Il programma è rivolto a studenti e lavoratori maggiorenni, sia dipendenti sia autonomi, che abbiano la sede di studio o lavoro nel Comune di Bari, anche se non residenti. Gli utenti ricevono 0,20 euro per chilometro negli spostamenti casa-lavoro o casa-studio, e 0,04 euro al chilometro per gli altri spostamenti urbani, fino a un massimo di 1 euro al giorno. I rimborsi vengono accreditati tramite bonifico al raggiungimento della soglia di 50 euro. Il programma sarà attivo fino al 30 novembre 2026 e potrà coinvolgere fino a 2.000 partecipanti.
Accanto al rimborso chilometrico è stata attivata anche la componente Bike to Art 2026, che trasforma i chilometri percorsi in voucher culturali da utilizzare per cinema, teatri e musei, offrendo così un doppio incentivo, sia per la mobilità sostenibile sia per la fruizione della cultura cittadina.
“Cinquecento iscritti in poche settimane dimostrano che la direzione è quella giusta.
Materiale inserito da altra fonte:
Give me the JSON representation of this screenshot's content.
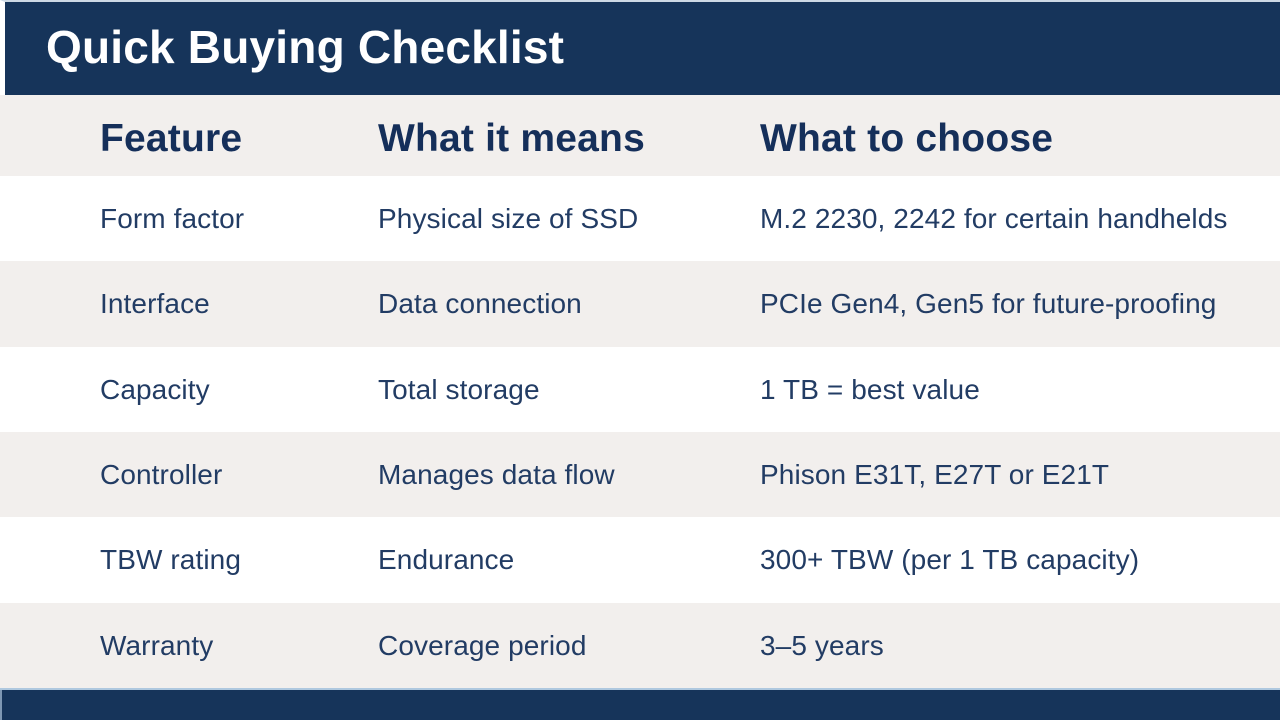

MUVT in bici è uno degli strumenti su cui stiamo costruendo una mobilità cittadina più sostenibile, sia dal punto di vista ambientale che sociale, favorendo un cambiamento nelle abitudini quotidiane di chi studia e lavora in città” dichiara l’assessore alla Cura del Territorio Domenico Scaramuzzi.
Gli spostamenti vengono tracciati tramite l’app MUVT in bici, disponibile su iOS e Android, senza bisogno di dispositivi aggiuntivi. Le iscrizioni restano aperte fino al raggiungimento del limite massimo di partecipanti, e chiunque voglia aderire può farlo online sul portale dedicato.